In Leverkusen beginnt wieder das Zittern, die Bayer-Werksfußballer bangen trotz ihres Bundesliga-Rekords um die Früchte der Saison. Wer vom Start an 24 Mal nacheinander nicht verliert, will insgeheim auch deutscher Meister werden.
Doch dieses nie ausgesprochene Ziel ist spätestens seit der mageren Nullnummer im 50. rheinischen Derby gegen den 1. FC Köln gefährdeter denn je. Bayer-Spielmacher Toni Kroos sprach es schonungslos aus: «Wir haben doch schon einige Punkte liegenlassen» - das elfte Unentschieden 2009/2010 war vor 30 210 Zuschauern in der ausverkauften BayArena ein herber Rückschlag.

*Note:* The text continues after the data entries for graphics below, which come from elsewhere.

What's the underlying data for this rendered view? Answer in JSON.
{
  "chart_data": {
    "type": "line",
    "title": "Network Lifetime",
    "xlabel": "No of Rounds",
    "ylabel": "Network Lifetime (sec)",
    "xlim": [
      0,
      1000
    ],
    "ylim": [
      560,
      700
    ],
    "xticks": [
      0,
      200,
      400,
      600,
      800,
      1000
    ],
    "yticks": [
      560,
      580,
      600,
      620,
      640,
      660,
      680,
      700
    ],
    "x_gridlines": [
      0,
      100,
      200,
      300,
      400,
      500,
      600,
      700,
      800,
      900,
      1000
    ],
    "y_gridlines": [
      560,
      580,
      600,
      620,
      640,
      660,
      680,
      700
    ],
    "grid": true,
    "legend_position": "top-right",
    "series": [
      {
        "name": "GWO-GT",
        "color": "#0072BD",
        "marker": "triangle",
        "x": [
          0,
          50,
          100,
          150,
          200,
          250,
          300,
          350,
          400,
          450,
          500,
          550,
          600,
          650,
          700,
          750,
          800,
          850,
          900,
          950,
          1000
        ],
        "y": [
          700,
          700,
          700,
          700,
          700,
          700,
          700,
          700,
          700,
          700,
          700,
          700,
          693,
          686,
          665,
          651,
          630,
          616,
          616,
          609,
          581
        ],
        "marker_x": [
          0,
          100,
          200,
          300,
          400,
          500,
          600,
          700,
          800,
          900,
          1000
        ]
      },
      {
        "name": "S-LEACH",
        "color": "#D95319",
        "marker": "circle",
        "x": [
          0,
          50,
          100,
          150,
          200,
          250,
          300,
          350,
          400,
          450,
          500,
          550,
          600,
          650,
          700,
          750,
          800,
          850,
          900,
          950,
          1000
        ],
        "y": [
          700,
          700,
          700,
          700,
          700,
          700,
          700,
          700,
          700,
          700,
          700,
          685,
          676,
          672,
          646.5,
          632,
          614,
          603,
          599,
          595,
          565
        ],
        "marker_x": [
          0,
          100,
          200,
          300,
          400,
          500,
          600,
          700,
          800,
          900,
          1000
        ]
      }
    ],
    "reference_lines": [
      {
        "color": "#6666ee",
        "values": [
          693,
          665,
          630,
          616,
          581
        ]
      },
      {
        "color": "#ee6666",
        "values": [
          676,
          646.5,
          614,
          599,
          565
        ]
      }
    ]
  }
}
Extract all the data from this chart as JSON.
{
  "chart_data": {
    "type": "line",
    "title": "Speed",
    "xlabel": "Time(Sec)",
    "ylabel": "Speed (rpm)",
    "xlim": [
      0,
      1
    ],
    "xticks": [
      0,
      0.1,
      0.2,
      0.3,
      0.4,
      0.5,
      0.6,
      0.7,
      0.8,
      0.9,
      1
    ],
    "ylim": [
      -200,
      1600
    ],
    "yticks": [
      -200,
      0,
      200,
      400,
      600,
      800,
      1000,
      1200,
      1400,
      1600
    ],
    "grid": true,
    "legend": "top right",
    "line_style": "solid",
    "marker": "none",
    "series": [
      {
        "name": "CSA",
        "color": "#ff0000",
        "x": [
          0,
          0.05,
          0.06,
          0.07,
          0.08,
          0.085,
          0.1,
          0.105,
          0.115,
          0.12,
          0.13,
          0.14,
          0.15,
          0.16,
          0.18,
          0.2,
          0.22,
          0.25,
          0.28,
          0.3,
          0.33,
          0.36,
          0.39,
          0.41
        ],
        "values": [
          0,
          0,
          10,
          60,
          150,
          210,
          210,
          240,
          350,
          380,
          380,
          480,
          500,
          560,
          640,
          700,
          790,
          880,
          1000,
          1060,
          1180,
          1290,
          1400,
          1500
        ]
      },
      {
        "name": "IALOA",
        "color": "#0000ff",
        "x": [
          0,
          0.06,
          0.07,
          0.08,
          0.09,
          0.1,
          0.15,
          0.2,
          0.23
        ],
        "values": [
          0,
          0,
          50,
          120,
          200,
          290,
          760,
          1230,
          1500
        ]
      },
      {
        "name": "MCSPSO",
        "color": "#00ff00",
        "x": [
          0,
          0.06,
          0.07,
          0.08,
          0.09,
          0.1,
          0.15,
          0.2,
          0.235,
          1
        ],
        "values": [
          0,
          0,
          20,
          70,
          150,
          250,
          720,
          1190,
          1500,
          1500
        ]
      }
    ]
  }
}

Aber die Leverkusener reagierten mit Trotz. «Unser primäres Ziel heißt Europa. Und da sind wir auf einem guten Weg», betonte Nationaltorhüter René Adler, der gegen Sebastian Freis Kopf und Kragen riskieren musste, um in der 33. Minute das 0:1 zu verhindern. Bayer-Chefcoach Jupp Heynckes ging nach zuvor sechs Heimsiegen in Serie verbal in die Offensive: «Auch das werden wir wegstecken.» Der 64-Jährige weigerte sich, trotz des wohl schwächsten Auftritts seiner Elf unter dem Bayer-Kreuz in dieser Spielzeit negative Tendenzen zuzulassen: «So weit würde ich nicht gehen.»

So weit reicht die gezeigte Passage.